Karadzic practised alternative medicine as he eluded police in Belgrade
Former Bosnian Serb leader Radovan Karadzic practised alternative medicine and wrote articles for a lifestyle magazine under a pseudonym while eluding police in Belgrade, officials said Tuesday.
Karadzic, 63, was arrested Monday after eluding officials for more than a decade and stands accused of masterminding Europe's worst massacre since the Second World War, the killing in 1995 of 8,000 Muslim men and boys in Srebrenica.
Also on Tuesday, a judge in Belgrade ordered the wartime Bosnian Serb leader to be transferred to the United Nations war crimes tribunal in The Hague to face trial.
Karadzic is accused of genocide, war crimes, crimes against humanity and other atrocities relating to the 1995 massacre and other acts against Muslim, Croat and other non-Serb civilians in Bosnia and Herzegovina during the 1992-95 war.
Karadzic has three days to appeal the ruling, and his lawyer, Sveta Vujacic, said he will launch the process to fight extradition on the last day, Friday, to thwart authorities' wishes for his immediate transfer.
Practised alternative medicine, wrote for magazine
Karadzic went by the false name of Dragan Dabic and worked at a private alternative medicine clinic, government official Rasim Ljajic said.
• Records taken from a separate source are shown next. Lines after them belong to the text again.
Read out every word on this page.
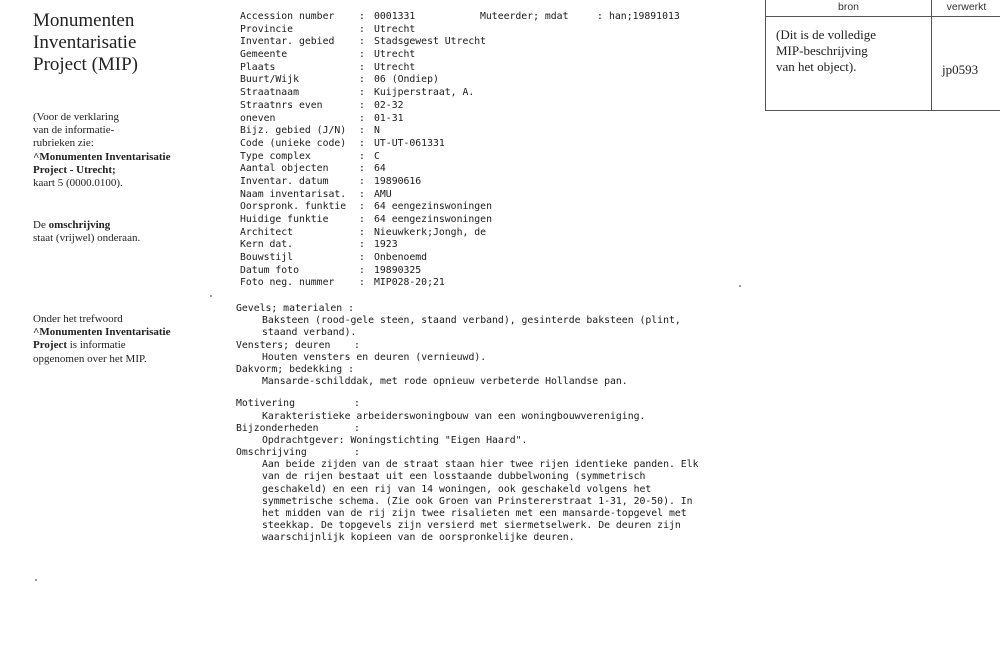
Monumenten
Inventarisatie
Project (MIP)
(Voor de verklaring
van de informatie-
rubrieken zie:
^Monumenten Inventarisatie
Project - Utrecht;
kaart 5 (0000.0100).
De omschrijving
staat (vrijwel) onderaan.
Onder het trefwoord
^Monumenten Inventarisatie
Project is informatie
opgenomen over het MIP.
Accession number	: 0001331	Muteerder; mdat	: han;19891013
Provincie	: Utrecht
Inventar. gebied	: Stadsgewest Utrecht
Gemeente	: Utrecht
Plaats	: Utrecht
Buurt/Wijk	: 06 (Ondiep)
Straatnaam	: Kuijperstraat, A.
Straatnrs even	: 02-32
oneven	: 01-31
Bijz. gebied (J/N) : N
Code (unieke code) : UT-UT-061331
Type complex	: C
Aantal objecten	: 64
Inventar. datum	: 19890616
Naam inventarisat. : AMU
Oorspronk. funktie : 64 eengezinswoningen
Huidige funktie	: 64 eengezinswoningen
Architect	: Nieuwkerk;Jongh, de
Kern dat.	: 1923
Bouwstijl	: Onbenoemd
Datum foto	: 19890325
Foto neg. nummer	: MIP028-20;21
Gevels; materialen :
Baksteen (rood-gele steen, staand verband), gesinterde baksteen (plint,
staand verband).
Vensters; deuren    :
Houten vensters en deuren (vernieuwd).
Dakvorm; bedekking :
Mansarde-schilddak, met rode opnieuw verbeterde Hollandse pan.
Motivering          :
Karakteristieke arbeiderswoningbouw van een woningbouwvereniging.
Bijzonderheden      :
Opdrachtgever: Woningstichting "Eigen Haard".
Omschrijving        :
Aan beide zijden van de straat staan hier twee rijen identieke panden. Elk
van de rijen bestaat uit een losstaande dubbelwoning (symmetrisch
geschakeld) en een rij van 14 woningen, ook geschakeld volgens het
symmetrische schema. (Zie ook Groen van Prinstererstraat 1-31, 20-50). In
het midden van de rij zijn twee risalieten met een mansarde-topgevel met
steekkap. De topgevels zijn versierd met siermetselwerk. De deuren zijn
waarschijnlijk kopieen van de oorspronkelijke deuren.
bron	verwerkt
(Dit is de volledige
MIP-beschrijving
van het object).	jp0593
"His false identity was very convincing," war crimes prosecutor Vladimir Vukcevic said. "Even his landlords were unaware of his identity."
The editor in chief of Belgrade's Healthy Life magazine, Goran Kojic, said he was shocked when he saw the photo of Karadzic on TV and recognized him as a regular contributor to the publication.
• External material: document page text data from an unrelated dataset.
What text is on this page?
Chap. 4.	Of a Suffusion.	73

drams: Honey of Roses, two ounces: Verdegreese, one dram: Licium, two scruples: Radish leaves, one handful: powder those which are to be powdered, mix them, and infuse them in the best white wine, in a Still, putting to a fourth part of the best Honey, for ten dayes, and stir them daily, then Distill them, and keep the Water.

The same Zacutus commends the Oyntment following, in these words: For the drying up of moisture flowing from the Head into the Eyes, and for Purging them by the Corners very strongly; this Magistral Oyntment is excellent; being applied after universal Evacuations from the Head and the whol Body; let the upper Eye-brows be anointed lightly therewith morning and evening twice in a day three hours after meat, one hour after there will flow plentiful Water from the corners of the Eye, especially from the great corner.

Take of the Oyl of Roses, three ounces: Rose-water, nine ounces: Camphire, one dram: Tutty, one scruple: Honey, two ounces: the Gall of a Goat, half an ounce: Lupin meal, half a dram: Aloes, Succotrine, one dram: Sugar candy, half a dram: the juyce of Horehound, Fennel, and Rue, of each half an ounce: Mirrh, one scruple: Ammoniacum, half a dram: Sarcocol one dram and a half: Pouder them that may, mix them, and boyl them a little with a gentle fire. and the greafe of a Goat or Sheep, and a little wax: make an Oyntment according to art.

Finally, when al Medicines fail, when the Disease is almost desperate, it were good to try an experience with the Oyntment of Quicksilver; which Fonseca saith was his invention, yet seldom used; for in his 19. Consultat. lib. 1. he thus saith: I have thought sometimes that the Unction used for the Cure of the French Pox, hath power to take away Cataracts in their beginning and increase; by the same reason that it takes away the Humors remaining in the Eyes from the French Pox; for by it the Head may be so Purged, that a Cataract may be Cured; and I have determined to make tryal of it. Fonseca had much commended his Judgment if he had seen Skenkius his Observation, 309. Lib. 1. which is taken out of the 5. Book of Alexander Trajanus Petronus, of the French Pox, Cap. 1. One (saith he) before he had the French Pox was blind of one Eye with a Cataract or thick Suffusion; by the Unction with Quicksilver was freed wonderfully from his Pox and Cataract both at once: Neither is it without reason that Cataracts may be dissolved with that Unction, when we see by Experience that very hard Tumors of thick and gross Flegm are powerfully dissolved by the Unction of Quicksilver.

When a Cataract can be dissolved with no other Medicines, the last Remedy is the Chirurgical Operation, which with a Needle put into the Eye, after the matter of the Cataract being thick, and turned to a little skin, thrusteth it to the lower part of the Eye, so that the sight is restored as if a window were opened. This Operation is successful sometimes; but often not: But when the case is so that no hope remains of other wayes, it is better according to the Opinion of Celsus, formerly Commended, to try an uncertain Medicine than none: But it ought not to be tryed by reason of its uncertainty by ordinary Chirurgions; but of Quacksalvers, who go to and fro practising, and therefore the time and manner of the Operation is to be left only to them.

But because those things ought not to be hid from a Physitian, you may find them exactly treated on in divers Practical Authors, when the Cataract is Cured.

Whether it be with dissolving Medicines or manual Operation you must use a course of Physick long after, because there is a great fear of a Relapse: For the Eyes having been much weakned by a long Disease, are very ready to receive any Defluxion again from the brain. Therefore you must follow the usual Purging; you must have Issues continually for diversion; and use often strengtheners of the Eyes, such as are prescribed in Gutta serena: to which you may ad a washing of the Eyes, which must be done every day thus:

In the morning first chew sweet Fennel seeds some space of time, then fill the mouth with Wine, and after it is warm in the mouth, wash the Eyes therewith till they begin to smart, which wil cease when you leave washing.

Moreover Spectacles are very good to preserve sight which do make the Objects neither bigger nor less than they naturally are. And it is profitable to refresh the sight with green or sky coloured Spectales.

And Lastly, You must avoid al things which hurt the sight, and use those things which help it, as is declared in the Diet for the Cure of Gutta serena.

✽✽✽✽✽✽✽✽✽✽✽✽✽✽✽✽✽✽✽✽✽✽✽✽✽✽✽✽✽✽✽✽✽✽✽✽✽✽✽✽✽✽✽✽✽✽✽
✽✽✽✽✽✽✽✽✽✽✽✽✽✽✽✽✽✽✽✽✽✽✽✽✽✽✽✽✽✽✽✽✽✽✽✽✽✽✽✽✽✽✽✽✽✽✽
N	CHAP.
"It never even occurred to me that this man with a long white beard and hair was Karadzic," Kojic said.
The undated photograph released by the magazine of Karadzic showed him with longer white hair than his usual coiffed hairdo and a thick white beard concealing most of his face.
Found during search for other suspect
Serbian security officials found Karadzic when looking for another top war crimes suspect facing genocide charges, Bosnian Serb wartime commander general Ratko Mladic, said Ljajic. Karadzic's movements and details about his arrest will be kept secret until Mladic's capture, officials said.
Observers said officials have been aware of Karadzic's location, but there's been a lack of political will to arrest him.
"It didn't take long to find him. It didn't take 13 years to find him since the indictment. It took 13 years to galvanize the authorities to actually arrest him," said retired Canadian general Lewis MacKenzie.
Paul Heinbecker, who served as Canada's ambassador to the United Nations, said the newly elected pro-European government is keen on membership in the European Union, and a new head of intelligence helped lead to Karadzic's arrest.
'Finally,' French minister says
European Union foreign ministers meeting in Brussels said the arrest sets Serbia firmly on the path toward EU membership.
"It took a change in government for him to be arrested, to find the political will to go after him," said Heinbecker.
The EU has made it clear it would proceed with membership only when Karadzic and his military commander Mladic were arrested.
"We have waited for this for 13 years. Finally. Finally," said French Foreign Minister Bernard Kouchner in Brussels. "This is a very good thing for the rapprochement of Serbia with the European Union."
The war crimes tribunal has described the mass killings as "scenes from hell, written on the darkest pages of human history."
Speedy trial unlikely
It is unlikely there will be a speedy trial for the complex case, which encompasses atrocities throughout the 1992-1995 Bosnian war.
"Karadzic is the second most important defendant that we have had. It will not be a quick trial, but I believe it can be held as soon as possible — possibly within a few years," tribunal judge Frederik Harhoff of Denmark told Danish TV2 News.
An estimated 10,000 people died during the siege of Sarajevo between 1992 and February 1996, when Bosnian Serb troops were starving, sniping and bombarding the city centre.
The worst massacre happened in Srebrenica in 1995, when Serb troops led by Mladic overran a UN-protected enclave sheltering Bosnian Muslims. Mladic's troops rounded up the entire population and took the men away for execution.
By the war's end in late 1995, an estimated 250,000 people had died and another 1.8 million had been driven from their homes.
The international tribunal indicted Karadzic on genocide charges in 1995. The psychiatrist turned hardline Serbian nationalist occasionally appeared in public before going into hiding three years later.
Through the years, his hideouts reportedly included monasteries and mountain caves in remote eastern Bosnia.